Immature mediastinal teratoma with unusual histopathology: A case report of multi-lineage, somatic-type malignant transformation and a review of the literature

Abstract

Germ cell tumors (GCTs) represent a well-recognized group of heterogeneous neoplasms with diverse clinical, histopathological, diagnostic, and prognostic characteristics. We present a rare case of a locally aggressive, chemotherapy-resistant immature mediastinal teratoma with a peculiar histological finding of a multilineage somatic-type malignant degeneration. A 21-year-old male patient presented with a 3-week history of persistent, blood-tinged productive cough and shortness of breath. A contrast-enhanced computed tomography (CT) scan of the chest showed a heterogeneous mass occupying the right hemithorax and abutting on adjacent structures. CT-guided biopsy was consistent with immature teratoma. Combination chemotherapy with bleomycin, etoposide, and cisplatin was initiated, albeit without success; the mass showed interval progression in size, and surgical resection through clamshell incision was performed. Histological assessment of the resected mass confirmed the diagnosis of immature teratoma and revealed an extensive multilineage malignant differentiation into sarcomatous, carcinomatous, and melanomatous components. The patient underwent an uneventful recovery but presented 2 months later with extensive liver and bone melanomatous metastases. In this report, relevant findings from the literature are also highlighted. Despite being exceptionally rare, such tumors carry poor prognosis. Understanding the clinicopathological characteristics and biological behavior of such tumors may provide an insight into interventions tailored to improve the otherwise dismal disease outlook.

Figure 1

(A, B) A contrast-enhanced computed tomography scan, using the mediastinal (A) and lung (B) windows, showing a mediastinal mass that is extending into the adjacent lung.

Figure 2

(A, B) Microscopic examination of needle core biopsy from the mediastinal mass showing predominant immature neuroectodermal elements forming glands and tubules lined by columnar embryonal cells with stratified hyperchromatic nuclei (A) and focal areas of a more mature neural tissue (B).

Figure 3

A whole-body combined 18F-fluorodeoxyglucose (FDG) positron emission tomography/computed tomography scan showing an FDG-avid mediastinal mass with an intense peripheral hypermetabolic activity.

Figure 4

(A, B) Axial (A) and coronal (B) contrast-enhanced computed tomography scans—obtained after receiving 2 chemotherapeutic cycles—showing interval progression of size, reaching around 12 × 13 × 12 cm³ in its maximum dimensions.

Figure 5

(A–C) Neural tissue with pleomorphic atypical cells and high nuclear-to-cytoplasmic ratio consistent with glioblastoma (A, B).

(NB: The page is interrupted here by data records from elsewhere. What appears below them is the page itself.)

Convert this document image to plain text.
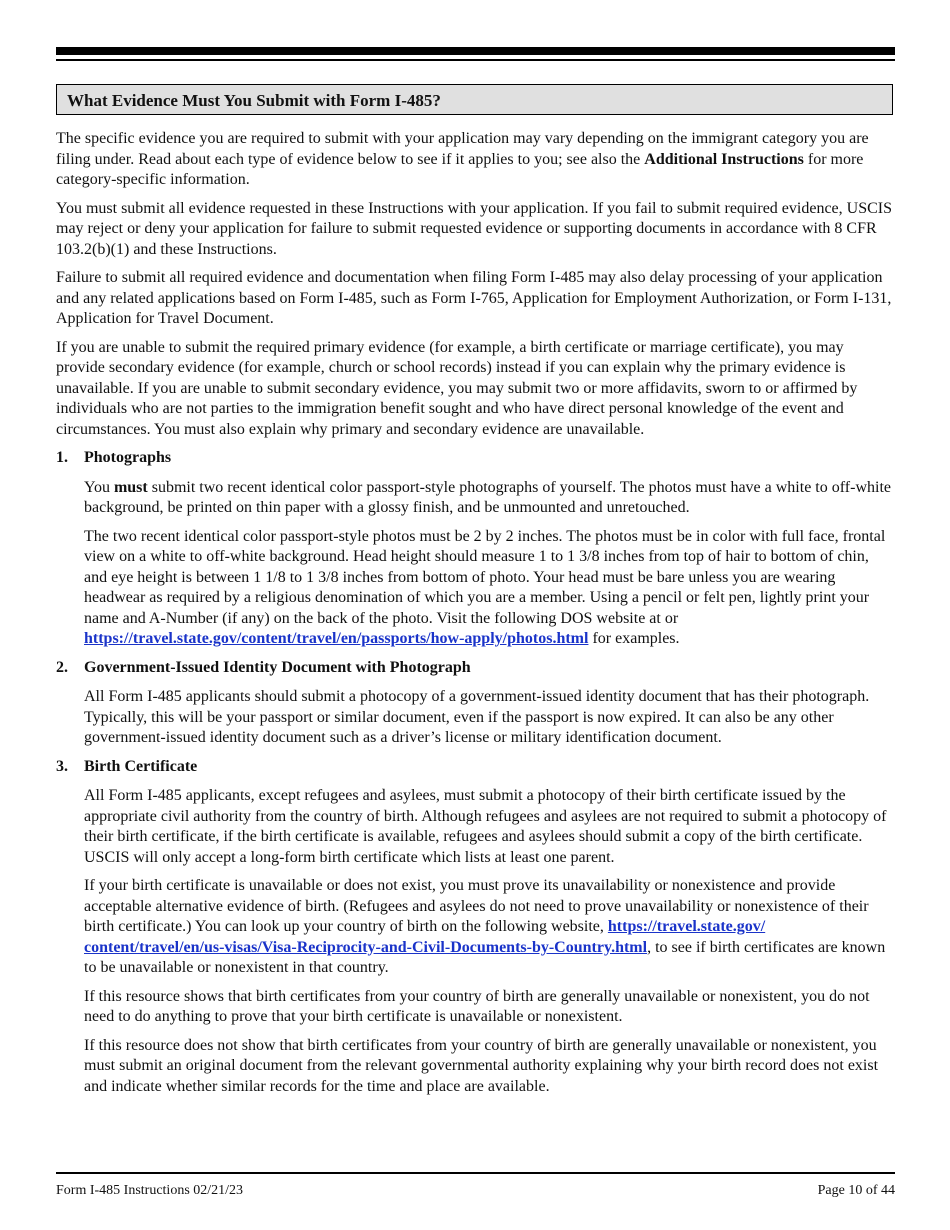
What Evidence Must You Submit with Form I-485?

The specific evidence you are required to submit with your application may vary depending on the immigrant category you are filing under. Read about each type of evidence below to see if it applies to you; see also the Additional Instructions for more category-specific information.

You must submit all evidence requested in these Instructions with your application. If you fail to submit required evidence, USCIS may reject or deny your application for failure to submit requested evidence or supporting documents in accordance with 8 CFR 103.2(b)(1) and these Instructions.

Failure to submit all required evidence and documentation when filing Form I-485 may also delay processing of your application and any related applications based on Form I-485, such as Form I-765, Application for Employment Authorization, or Form I-131, Application for Travel Document.

If you are unable to submit the required primary evidence (for example, a birth certificate or marriage certificate), you may provide secondary evidence (for example, church or school records) instead if you can explain why the primary evidence is unavailable. If you are unable to submit secondary evidence, you may submit two or more affidavits, sworn to or affirmed by individuals who are not parties to the immigration benefit sought and who have direct personal knowledge of the event and circumstances. You must also explain why primary and secondary evidence are unavailable.

1.	Photographs

You must submit two recent identical color passport-style photographs of yourself. The photos must have a white to off-white background, be printed on thin paper with a glossy finish, and be unmounted and unretouched.

The two recent identical color passport-style photos must be 2 by 2 inches. The photos must be in color with full face, frontal view on a white to off-white background. Head height should measure 1 to 1 3/8 inches from top of hair to bottom of chin, and eye height is between 1 1/8 to 1 3/8 inches from bottom of photo. Your head must be bare unless you are wearing headwear as required by a religious denomination of which you are a member. Using a pencil or felt pen, lightly print your name and A-Number (if any) on the back of the photo. Visit the following DOS website at or https://travel.state.gov/content/travel/en/passports/how-apply/photos.html for examples.

2.	Government-Issued Identity Document with Photograph

All Form I-485 applicants should submit a photocopy of a government-issued identity document that has their photograph. Typically, this will be your passport or similar document, even if the passport is now expired. It can also be any other government-issued identity document such as a driver’s license or military identification document.

3.	Birth Certificate

All Form I-485 applicants, except refugees and asylees, must submit a photocopy of their birth certificate issued by the appropriate civil authority from the country of birth. Although refugees and asylees are not required to submit a photocopy of their birth certificate, if the birth certificate is available, refugees and asylees should submit a copy of the birth certificate. USCIS will only accept a long-form birth certificate which lists at least one parent.

If your birth certificate is unavailable or does not exist, you must prove its unavailability or nonexistence and provide acceptable alternative evidence of birth. (Refugees and asylees do not need to prove unavailability or nonexistence of their birth certificate.) You can look up your country of birth on the following website, https://travel.state.gov/
content/travel/en/us-visas/Visa-Reciprocity-and-Civil-Documents-by-Country.html, to see if birth certificates are known to be unavailable or nonexistent in that country.

If this resource shows that birth certificates from your country of birth are generally unavailable or nonexistent, you do not need to do anything to prove that your birth certificate is unavailable or nonexistent.

If this resource does not show that birth certificates from your country of birth are generally unavailable or nonexistent, you must submit an original document from the relevant governmental authority explaining why your birth record does not exist and indicate whether similar records for the time and place are available.

Form I-485 Instructions 02/21/23	Page 10 of 44
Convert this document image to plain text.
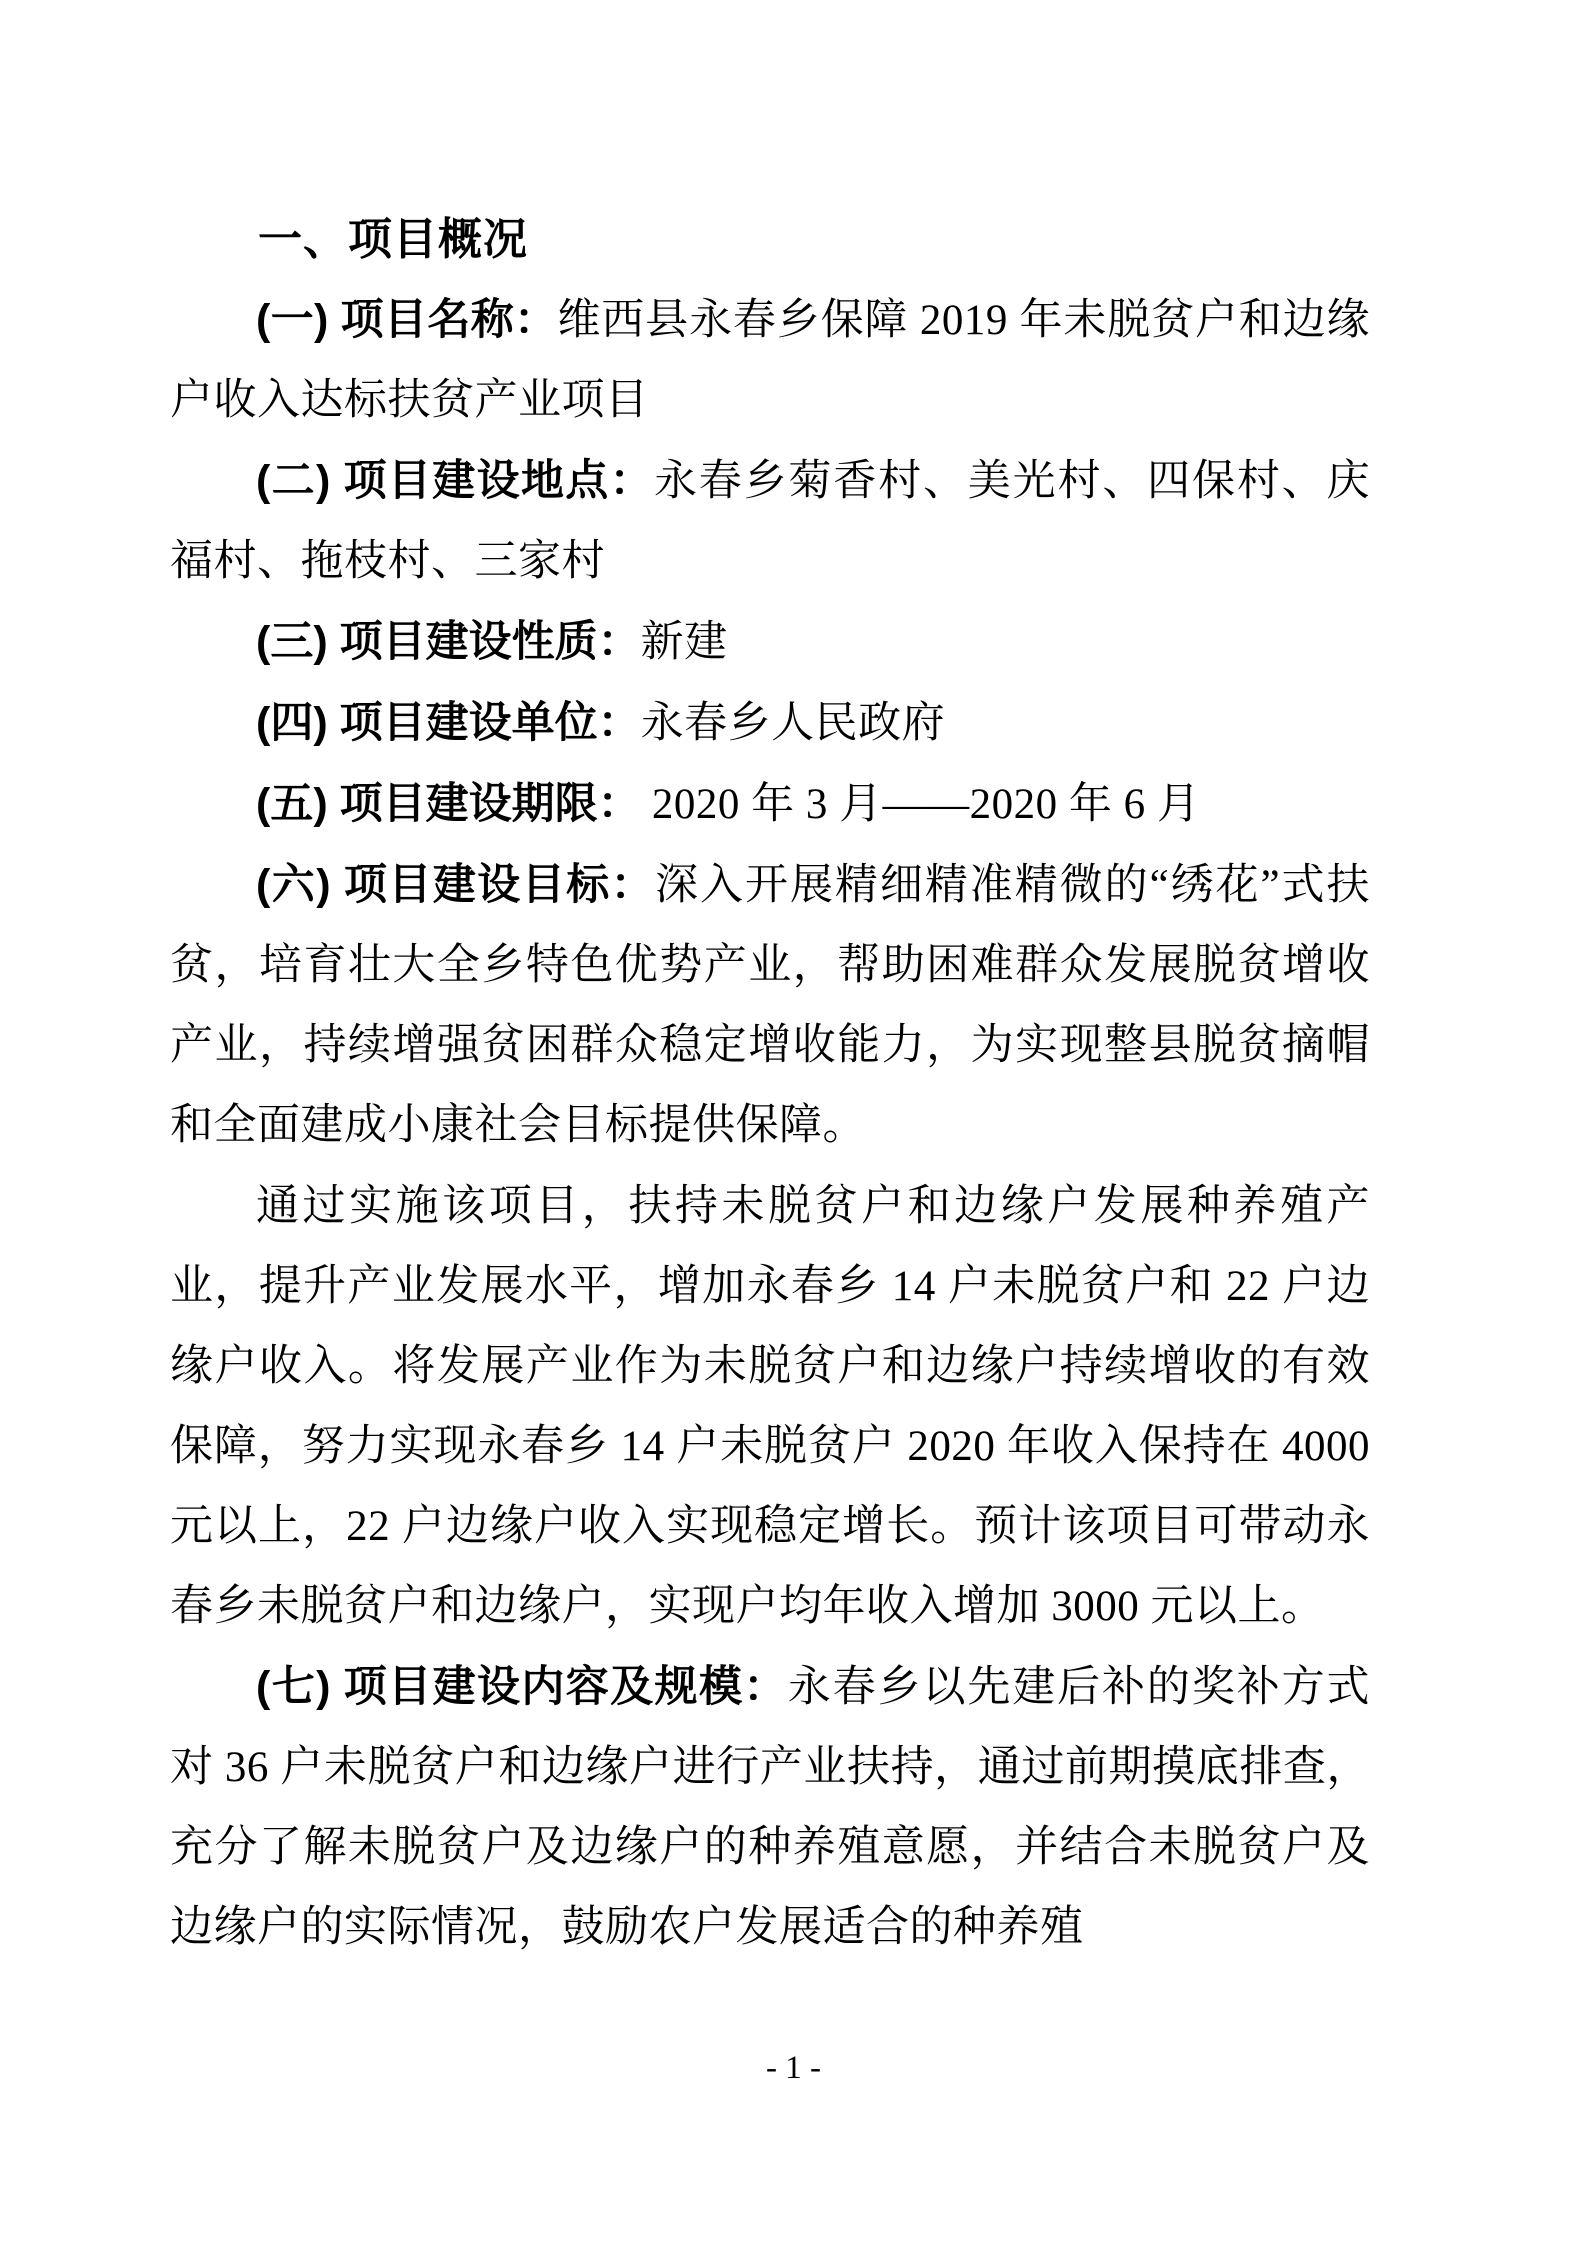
一、项目概况

(一) 项目名称：维西县永春乡保障 2019 年未脱贫户和边缘户收入达标扶贫产业项目

(二) 项目建设地点：永春乡菊香村、美光村、四保村、庆福村、拖枝村、三家村

(三) 项目建设性质：新建

(四) 项目建设单位：永春乡人民政府

(五) 项目建设期限： 2020 年 3 月——2020 年 6 月

(六) 项目建设目标：深入开展精细精准精微的“绣花”式扶贫，培育壮大全乡特色优势产业，帮助困难群众发展脱贫增收产业，持续增强贫困群众稳定增收能力，为实现整县脱贫摘帽和全面建成小康社会目标提供保障。

通过实施该项目，扶持未脱贫户和边缘户发展种养殖产业，提升产业发展水平，增加永春乡 14 户未脱贫户和 22 户边缘户收入。将发展产业作为未脱贫户和边缘户持续增收的有效保障，努力实现永春乡 14 户未脱贫户 2020 年收入保持在 4000 元以上，22 户边缘户收入实现稳定增长。预计该项目可带动永春乡未脱贫户和边缘户，实现户均年收入增加 3000 元以上。

(七) 项目建设内容及规模：永春乡以先建后补的奖补方式对 36 户未脱贫户和边缘户进行产业扶持，通过前期摸底排查，充分了解未脱贫户及边缘户的种养殖意愿，并结合未脱贫户及边缘户的实际情况，鼓励农户发展适合的种养殖

- 1 -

Immunohistochemical staining of the tissue with glial fibrillary acidic protein (GFAP) showing positive reaction (C).

Figure 6

(A–H) Somatic-type malignancies: pleomorphic spindle to round cells and frequent atypical mitosis suggestive of sarcomatous differentiation (A). Malignant spindle cells with melanin pigment (B–D) which were positive for Melan-A (E). Malignant glandular epithelium depicting adenocarcinoma component (F). Cartilage with numerous lacunae containing small chondrocytes, surrounded by immature mesenchymal cells (G). Metastatic squamous cell carcinoma in a regional lymph node (H).